What Can an Employer Do with your Personal Information?
18 January 2018
Data Protection at Work
Employers in the UK are permitted to keep certain information on employees which is relevant to their employment. The employee has a legal right to be told what information is held on them, how this information is used, whether it is being held confidentially and how it can help with their professional training and development.
If an employee asks their employer for a copy of the personal information that is held on them, then their employer must provide this within 40 days.
What Information Will My Employer Hold on Me?
Information that an employer is allowed to request from their employees includes:
- Date of birth
- National Insurance number
- Tax code
- Education and qualifications
- Work experience
- Details of any known disability
- Emergency contact details.
Employers will also produce and keep additional records, containing information on employees such as:
- The employee’s employment history with the company
- Terms and conditions of employment (i.e. pay, hours, leave, benefits and absence)
- Work-related accidents
- Training that has been undertaken during the employment
- Disciplinary action that has been taken during the employment.
An employer is also allowed to ask an employee to disclose details of their age, sexuality, religion, ethnicity etc. in the interests of equality monitoring. However, the employee is not under any obligation to disclose any of this information if they do not want to.
Data Protection Act 1998
The Data Protection Act of 1998 governs the way in which your personal data is processed and used by organisations, businesses or the Government in the UK. This also applies to employee data that is collected and stored by employers.

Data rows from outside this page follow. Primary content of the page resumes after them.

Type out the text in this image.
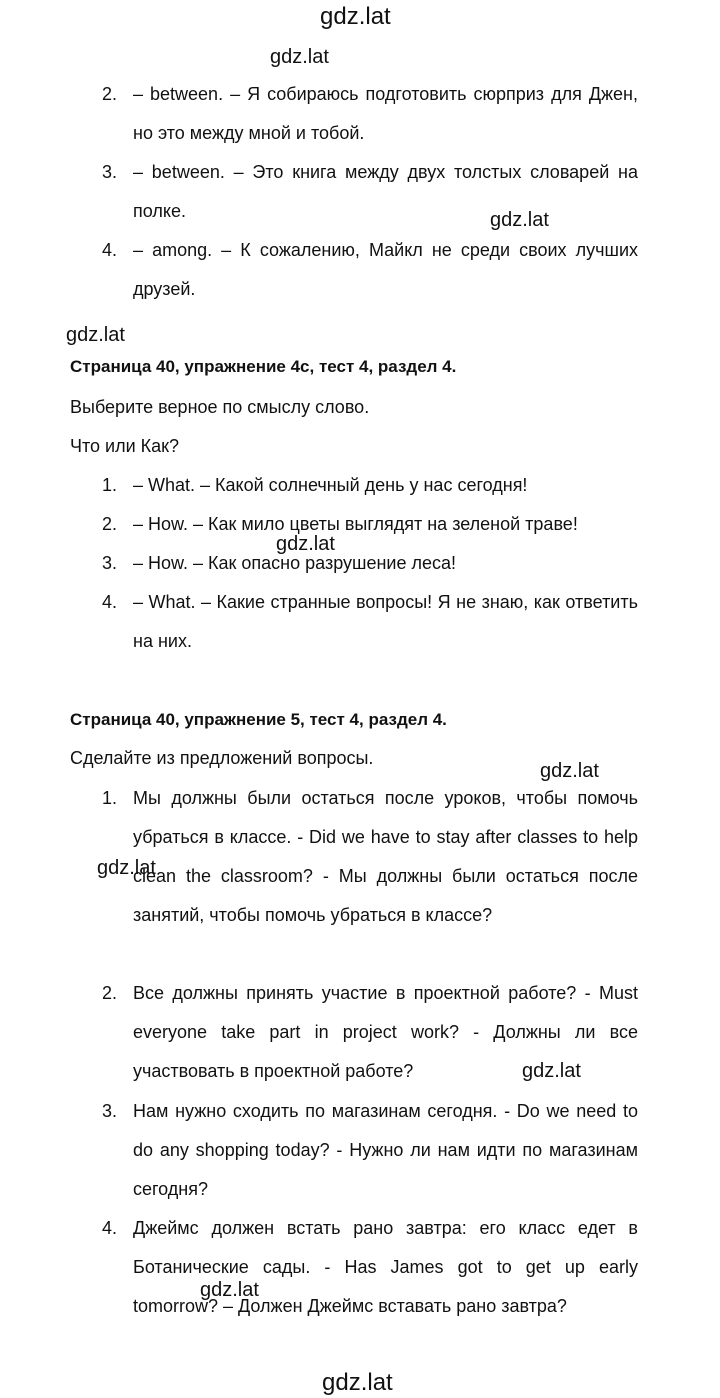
gdz.lat
gdz.lat
gdz.lat
gdz.lat
gdz.lat
gdz.lat
gdz.lat
gdz.lat
gdz.lat
gdz.lat
2. – between. – Я собираюсь подготовить сюрприз для Джен, но это между мной и тобой.
3. – between. – Это книга между двух толстых словарей на полке.
4. – among. – К сожалению, Майкл не среди своих лучших друзей.
Страница 40, упражнение 4c, тест 4, раздел 4.
Выберите верное по смыслу слово.
Что или Как?
1. – What. – Какой солнечный день у нас сегодня!
2. – How. – Как мило цветы выглядят на зеленой траве!
3. – How. – Как опасно разрушение леса!
4. – What. – Какие странные вопросы! Я не знаю, как ответить на них.
Страница 40, упражнение 5, тест 4, раздел 4.
Сделайте из предложений вопросы.
1. Мы должны были остаться после уроков, чтобы помочь убраться в классе. - Did we have to stay after classes to help clean the classroom? - Мы должны были остаться после занятий, чтобы помочь убраться в классе?
2. Все должны принять участие в проектной работе? - Must everyone take part in project work? - Должны ли все участвовать в проектной работе?
3. Нам нужно сходить по магазинам сегодня. - Do we need to do any shopping today? - Нужно ли нам идти по магазинам сегодня?
4. Джеймс должен встать рано завтра: его класс едет в Ботанические сады. - Has James got to get up early tomorrow? – Должен Джеймс вставать рано завтра?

Your employer has a legal obligation to ensure that your data is:
- Used fairly and lawfully
- Only used for specific purposes (which have been specified)
- Used in a way that is adequate, relevant to your employment and not excessive
- Not kept for any longer than is necessary
- Handled in accordance with your data protection rights
- Kept safe and secure
- Not transferred outside the European Economic Area (EEA) unless adequate measures have been taken to protect it.
More sensitive personal data has additional protection, with stronger regulations on the way in which it can be used. This includes information such as an employee’s ethnic background, sexual health, religious beliefs, criminal records and political opinions.
Can My Employer Monitor My Emails and Phone Calls?
“Telecommunications” are all communications made by email, phone or other digital means (such as instant messaging services). There are regulations in place in the UK which govern how employers can monitor their employees’ telecommunications while they are at work.
Regulation of Investigatory Powers Act 2000 (RIPA) – This prohibits employers from intentionally intercepting any type of public or private electronic communication that is sent by their employees, unless they have been given consent or have lawful authority to do so.
Lawful authority could be gained in certain circumstances under regulations which allow businesses to intercept messages on their own internal systems without consent. This interception could only be carried out for specific, authorised purposes and the employer has a responsibility to take reasonable steps to inform employees that their communications may be monitored.
Data Protection Act 1998 – Under the Data Protection Act, employers may still be able to monitor their employees’ telecommunications. However, the employer would be obliged to inform employees that this data is being monitored, that it is being processed securely and that the data collected is not excessive or disproportionate.
Can I See What Information my Employer Holds on Me?
All employees have a legal right to know what information their employer holds on them and how this information is being held.
In order to obtain a copy of the information held on you, you will need to submit a Subject Access Request (SAR). This is simply a written request in which you ask your employer for the information to which you are entitled, under section 7 of the Data Protection Act of 1998.
There is no set format that this written request needs to follow. It’s worth noting that there is usually a fee of up to £10 that will need to be paid when submitting the request. This fee would be payable again on any subsequent requests, so it’s important to ensure that your first request clearly specifies the information that you want.
It’s also possible for someone else to submit a Subject Access Request on your behalf, providing this person can prove that they have authority to act on your behalf.
Once your employer has received the request, they will have 40 days to provide you with:
- Details of whether any of your personal data is being processed
- A description of the personal data they hold on you, the reason(s) why it is being processed and whether it will be shared with any other organisations or individuals
- A copy of the information held and details of the source of the data, if this is available.
There are some circumstances in which your employer may be able to refuse a Subject Access Request. For example, they may be allowed to refuse if it would disclose details of an identifiable third person or a proposed pay rise, promotion, transfer, training or redundancy.
What if the Information is Wrong?
If you find that the data held on you is inaccurate, or it it’s likely to cause you significant unwarranted distress or damage, then you are entitled to request that this data is amended or deleted. Once you have made this request, your employer will have 21 days to remove or amend the information.